As a marketer, I’ve often gone through two alternating phases:

I should make time to work on my personal brand more. I feel like I’m not doing enough to share what I learn from doing my work. If I’m really good at my work but no one knows it, am I really any good?

and

I should just quit all social media so I can focus on getting work done. Personal branding is just an ego boost. It’s not necessary for doing great work.

I find myself alternating between the high of discovering the next great resource and the overexposure to all this data. While the first incentivizes me to get in on the action, the latter makes me want to quit all social media, move to the mountains and raise goats (an option I haven’t discarded yet).

The truth is that I’m still working on finding that balance somewhere in between these two.

Whatever I may choose to focus on, hundreds of articles wait around the corner to reinforce the confirmation bias (and they’re just a Google search away).

You can go this way:

how to build your personal brand google search

Or you can go the other way:

Or… both.

huffpost - why you need a personal brand

huffpost - why you don't need a personal brand

Truth be told, it’s difficult to talk about yourself without sounding like a self-absorbed prick. Especially on the Internet.

That is why I respect the people who do more and talk less. When they do choose to talk, these people successfully engage in a public form of self-reflection because they are clearheaded and authentic.

David Heinemeier Hanson. Jason Fried. Seth Godin. Sam Mallikarjunan.

These are some of the people whose personal brand is deeply rooted in valuable outputs, not in something artificially created.

I don’t think that Seth Godin feels guilty that he hasn’t posted anything on Instagram today. In fact, Seth chooses to automate his social media posts and to focus on creating value through courses like the altMBA, his daily blog posts or his podcast, Akimbo.

Most times, they direct their efforts towards helping others, either by launching probing questions or by sharing their experiences. They do it consistently and the same values shine through time and again.

If you ask me, personal branding consists more of what you do on a daily basis, both offline and online. It’s not about curating your reality but about building things according to your guiding principles.

Oversharing does not mean you’re building a personal brand.
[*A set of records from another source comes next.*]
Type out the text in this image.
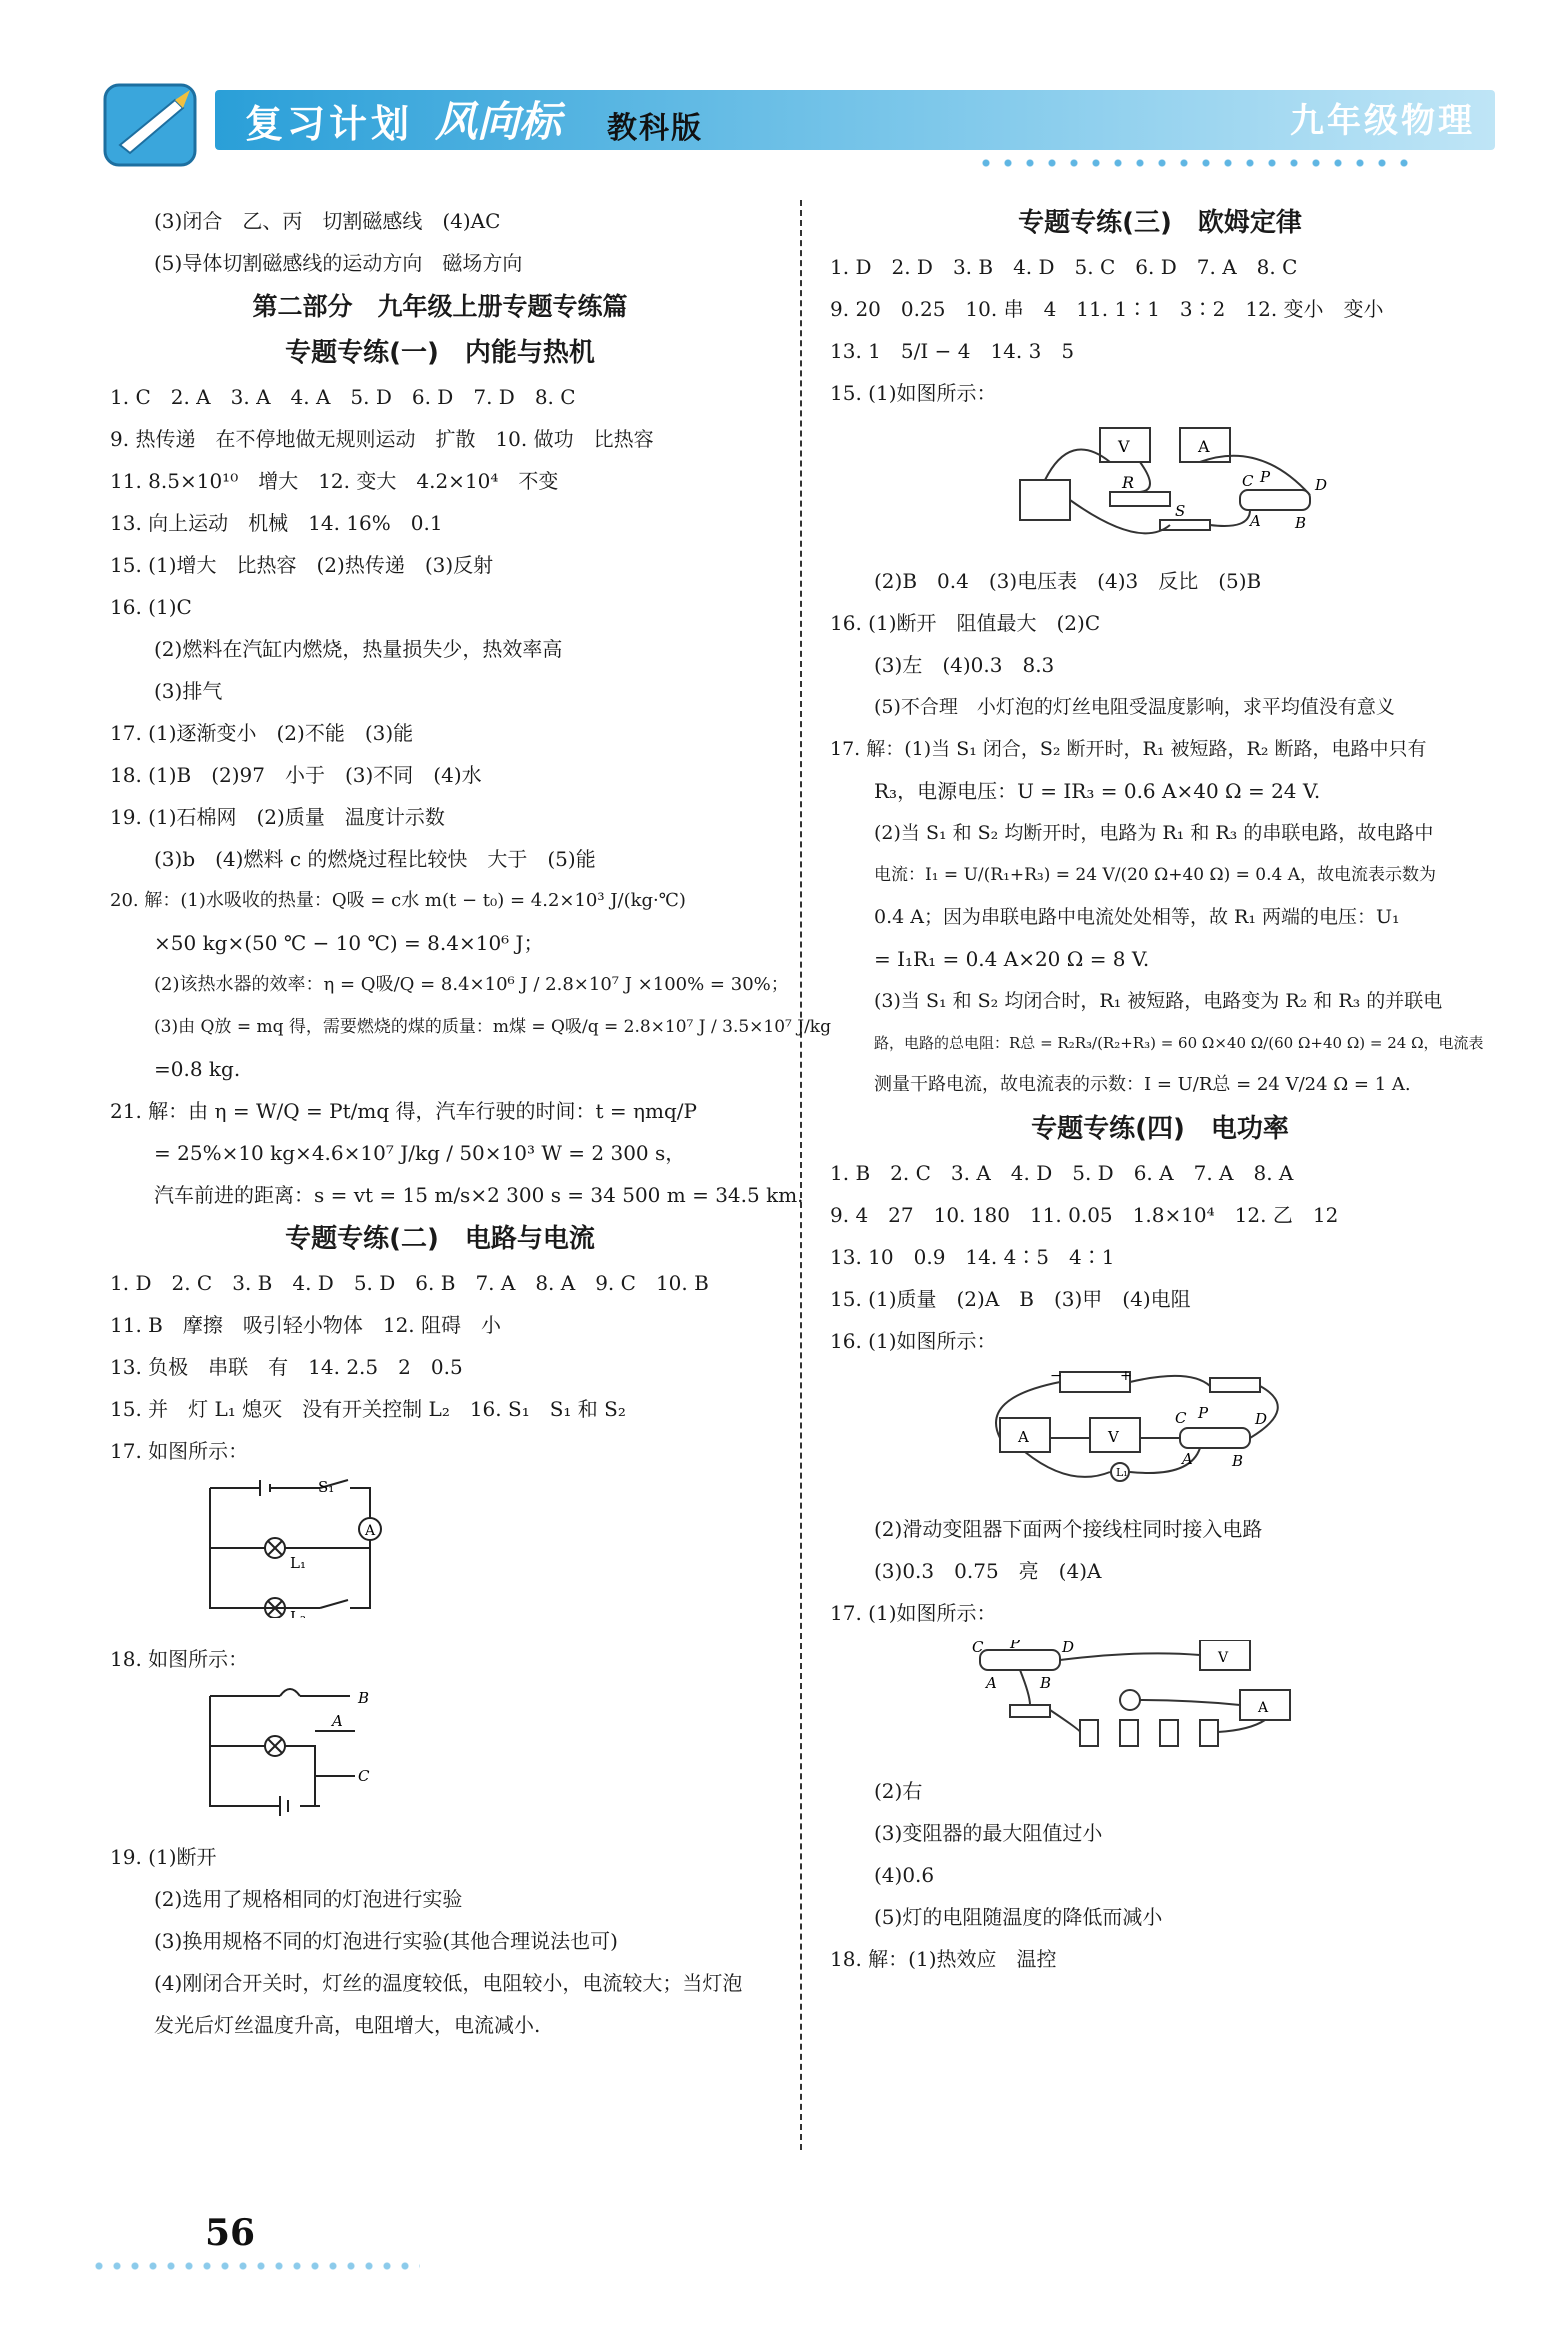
复习计划 风向标 教科版	九年级物理
(3)闭合　乙、丙　切割磁感线　(4)AC
(5)导体切割磁感线的运动方向　磁场方向
第二部分　九年级上册专题专练篇
专题专练(一)　内能与热机
1. C　2. A　3. A　4. A　5. D　6. D　7. D　8. C
9. 热传递　在不停地做无规则运动　扩散　10. 做功　比热容
11. 8.5×10¹⁰　增大　12. 变大　4.2×10⁴　不变
13. 向上运动　机械　14. 16%　0.1
15. (1)增大　比热容　(2)热传递　(3)反射
16. (1)C
(2)燃料在汽缸内燃烧，热量损失少，热效率高
(3)排气
17. (1)逐渐变小　(2)不能　(3)能
18. (1)B　(2)97　小于　(3)不同　(4)水
19. (1)石棉网　(2)质量　温度计示数
(3)b　(4)燃料 c 的燃烧过程比较快　大于　(5)能
20. 解：(1)水吸收的热量：Q吸 = c水 m(t − t₀) = 4.2×10³ J/(kg·℃)
×50 kg×(50 ℃ − 10 ℃) = 8.4×10⁶ J；
(2)该热水器的效率：η = Q吸/Q = 8.4×10⁶ J / 2.8×10⁷ J ×100% = 30%；
(3)由 Q放 = mq 得，需要燃烧的煤的质量：m煤 = Q吸/q = 2.8×10⁷ J / 3.5×10⁷ J/kg
=0.8 kg.
21. 解：由 η = W/Q = Pt/mq 得，汽车行驶的时间：t = ηmq/P
= 25%×10 kg×4.6×10⁷ J/kg / 50×10³ W = 2 300 s，
汽车前进的距离：s = vt = 15 m/s×2 300 s = 34 500 m = 34.5 km.
专题专练(二)　电路与电流
1. D　2. C　3. B　4. D　5. D　6. B　7. A　8. A　9. C　10. B
11. B　摩擦　吸引轻小物体　12. 阻碍　小
13. 负极　串联　有　14. 2.5　2　0.5
15. 并　灯 L₁ 熄灭　没有开关控制 L₂　16. S₁　S₁ 和 S₂
17. 如图所示：
A
S₁
L₁
L₂
18. 如图所示：
B
A
C
19. (1)断开
(2)选用了规格相同的灯泡进行实验
(3)换用规格不同的灯泡进行实验(其他合理说法也可)
(4)刚闭合开关时，灯丝的温度较低，电阻较小，电流较大；当灯泡
发光后灯丝温度升高，电阻增大，电流减小.
专题专练(三)　欧姆定律
1. D　2. D　3. B　4. D　5. C　6. D　7. A　8. C
9. 20　0.25　10. 串　4　11. 1∶1　3∶2　12. 变小　变小
13. 1　5/I − 4　14. 3　5
15. (1)如图所示：
V	A
R	C P	D
A B
S
(2)B　0.4　(3)电压表　(4)3　反比　(5)B
16. (1)断开　阻值最大　(2)C
(3)左　(4)0.3　8.3
(5)不合理　小灯泡的灯丝电阻受温度影响，求平均值没有意义
17. 解：(1)当 S₁ 闭合，S₂ 断开时，R₁ 被短路，R₂ 断路，电路中只有
R₃，电源电压：U = IR₃ = 0.6 A×40 Ω = 24 V.
(2)当 S₁ 和 S₂ 均断开时，电路为 R₁ 和 R₃ 的串联电路，故电路中
电流：I₁ = U/(R₁+R₃) = 24 V/(20 Ω+40 Ω) = 0.4 A，故电流表示数为
0.4 A；因为串联电路中电流处处相等，故 R₁ 两端的电压：U₁
= I₁R₁ = 0.4 A×20 Ω = 8 V.
(3)当 S₁ 和 S₂ 均闭合时，R₁ 被短路，电路变为 R₂ 和 R₃ 的并联电
路，电路的总电阻：R总 = R₂R₃/(R₂+R₃) = 60 Ω×40 Ω/(60 Ω+40 Ω) = 24 Ω，电流表
测量干路电流，故电流表的示数：I = U/R总 = 24 V/24 Ω = 1 A.
专题专练(四)　电功率
1. B　2. C　3. A　4. D　5. D　6. A　7. A　8. A
9. 4　27　10. 180　11. 0.05　1.8×10⁴　12. 乙　12
13. 10　0.9　14. 4∶5　4∶1
15. (1)质量　(2)A　B　(3)甲　(4)电阻
16. (1)如图所示：
+
−
A	V
C P	D
A	B
L₁
(2)滑动变阻器下面两个接线柱同时接入电路
(3)0.3　0.75　亮　(4)A
17. (1)如图所示：
C P	D
A	B
V
A
(2)右
(3)变阻器的最大阻值过小
(4)0.6
(5)灯的电阻随温度的降低而减小
18. 解：(1)热效应　温控
56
I try not to mistake social media likes for making a real impact. They’re only good for providing an ego boost once too many times a day while distracting all of us from the real work that needs to be done.

Let me come back to my guilt trip, the one that caused this post to linger as a draft for too many months.

It made me realize two things:

1. I was not interested in building a personal brand. What I sought was to build new relationships with inspiring individuals whom I could learn from.

2. Gaining the attention of these individuals and their precious time meant that I had to work hard to build skills and experience so I’d have something valuable to contribute to the conversation.

In order to achieve this goal, I decided to:

  • focus on having meaningful conversations, either online or offline
  • uninstall the Facebook and Instagram apps from my phone
  • post a lot less on social media
  • focus on the channels that deliver the most value for me (Twitter, in my case)
  • keep curating the list of people I follow
  • connect with people who can dive right into deep topics, who are not afraid to dig deep and unearth vulnerable sides of them
  • look for clarity and educate myself to overcome my biases.

While these steps have made a difference for me, I have a long way to go. My inboxes are still crammed with newsletters I don’t even open and my Pocket app is still filled with too many articles I’ll most likely never read. But that doesn’t overwhelm me like it used to. Surely, step by step, I will get to a cleaner inbox and a clearer head and more focus and time for the things that matter.

Another easy way to figure out what I could focus on what to do the Unique Ability exercise. The people around you may reveal things you’ve never thought about until now.

To sum up, this is what I think:

Consistency and clarity in how you behave, how you speak and the quality of the things you deliver may seem overrated but they have the most impact, in the long run, both for yourself and others.

And I believe that practicing this every day will rid me of the marketer’s guilt.

Have you ever struggled with the same issue? Maybe sharing your story could help us both be stronger against stretching ourselves thin without understanding the outcomes we’re looking to achieve.